Consider this excerpt from the chapter devoted to Apollo 16. Prior to the launch, Ken Mattingly—who would be on board—went to the Cape to look at the Saturn V rocket that would take him and his fellow astronauts into space.

And he’d realized, as he gazed at the towering machine, that he barely knew what he was looking at. Sure, he understood the basic design, and he knew the parts and pieces he had to know. But there were, what—several million parts in the whole thing? And each one had been designed, fabricated, tested, and installed by someone. Standing there, he knew the scope of Apollo was beyond the grasp of any one mind.

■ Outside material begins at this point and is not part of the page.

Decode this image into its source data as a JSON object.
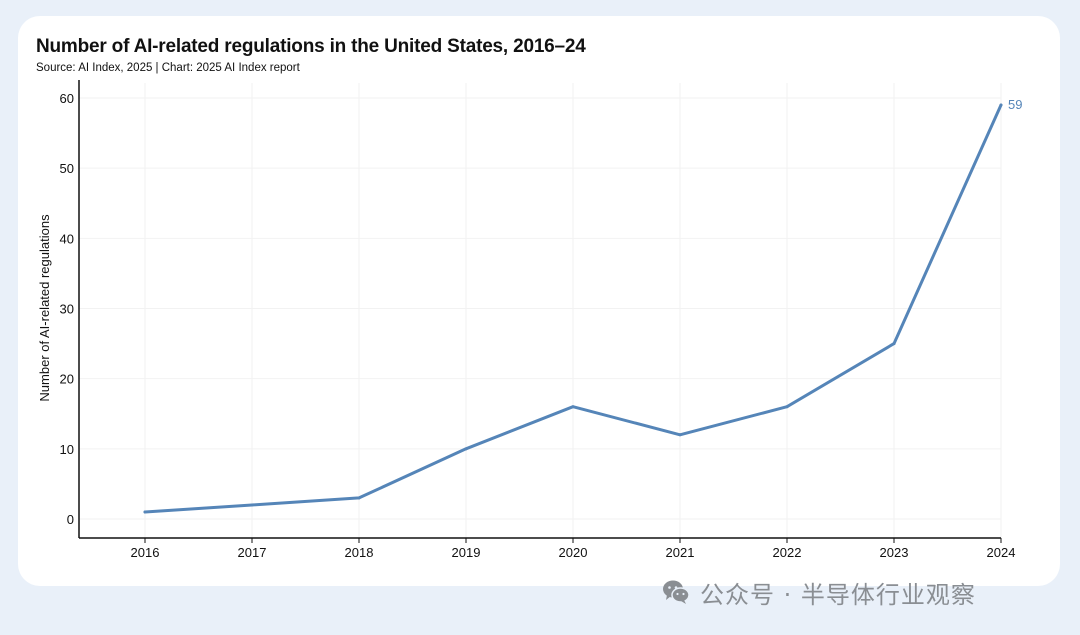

He rode the elevator up to the place where the third stage met the spacecraft adapter section, and there, at the juncture, was an open hatchway. He climbed through until he was standing inside a great metallic ring lined with pipes and electrical lines and all kinds of components. The lone technician who was working in there was startled—“Who are you? Get out of here.”—but once he understood that he was talking to one of the men who would ride this rocket, he was just as gracious as could be. He said to Mattingly, “You know, I can’t imagine what it’s going to be like for you. But I can tell you this: It won’t fail because of what do.” Mattingly realized the reason Apollo worked at all was because thousands of people had said to themselves, “It won’t fail because of me.” From that moment on, Mattingly had taken that statement as his credo. He’d told himself as launch day grew near, and then, lying on his back in the command module, just before the engines lit, It won’t fail because of me. (p. 457)

Such stories, told with such insights into the thinking of the astronauts (and others involved in these missions), make A Man on the Moon a gripping guide to these historic voyages and the heroes behind them.